Show something that’s moving, or move yourself
"I’m not a great fan of people who sit in their own home, or office studio, just sitting there talking to the camera," said Stewart. "That’s dull. It’s boring. It’s not moving."
He is a big advocate of going out to the heart of the scene and getting right in the middle of the action. He believes if something isn’t moving you should go out yourself and show the different perspectives available.
Great visuals increase engagement
Start off with a fantastic picture to grab your audience’s attention. Stewart recommends you "keep looking for that visual engagement and entertainment as you go through."
Stream 'clean' for the edit and don’t forget your angles
Think about the editing process – the best bits may be cut out later so you must ensure you’re holding your shots.
While you’re filming, don’t forget about your angles. Avoid simply holding your phone at eye level for the duration of the stream, remember your rule of thirds and try different angles. Get up close, bend your knees, walk towards something or try getting a higher perspective.
Think about the kit
"People want to see the story, they don’t actually want to see the storyteller," he says.
Often Stewart uses a gimbal or a tripod and he is usually walking around. He very rarely shows himself during a live stream. He also uses a clip-on mic, which he can unclip to use as a handheld mic if he needs to interview someone. He keeps additional small microphones in his pocket which can be used immediately.
"When I’m at the factory fire and the fire officer says okay I can talk to you live but I’ve got to do it now and I can only give you one minute, you can just plug that in and you don’t have to start messing around with clip mics and so on."

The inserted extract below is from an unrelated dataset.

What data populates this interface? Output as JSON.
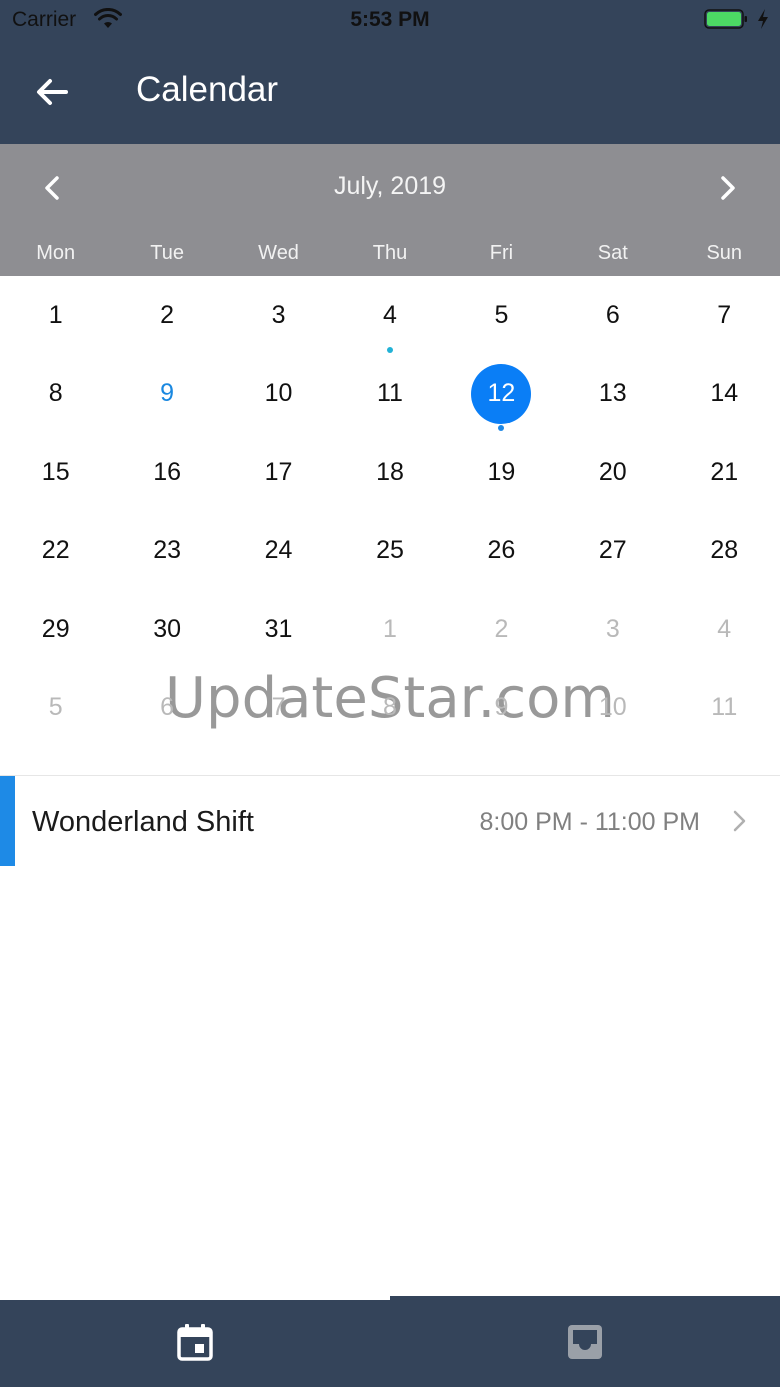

You often run out of hands while broadcasting live, so he also recommends carrying a map holder bag to keep notes at hand.
Does it need to be live?
"Most live streams are crap, there is a very low bar," says Stewart.
Live streams are easy to do, but they’re also easy to do badly. Facebook lives are given priority distribution so if your live stream goes badly, there’s a very high chance a lot of people will notice. Ask yourself the question: Does it need to be live?
"Most stories, scenes or situations are better done recorded, edited, and subtitled, rather than as long, unfocused, boring, repetitive, sixteen-minute live streams.
"What’s your priority? Live streams are fun but your priority of course is to your main platform. If you’re working for a radio or TV station, then obviously what you’ve been asked to do for them takes priority over you holding up a phone."
When do you start a broadcast, and when do you stop? You never know what’s going to happen. Try and give reassurance in your commentary that due to factors in your environment, you may need to cut the live stream short.
You may be livestreaming an event that could have traumatic consequences. Families of victims may be watching or you might be in a potentially risky situation that could endanger you. Stay safe.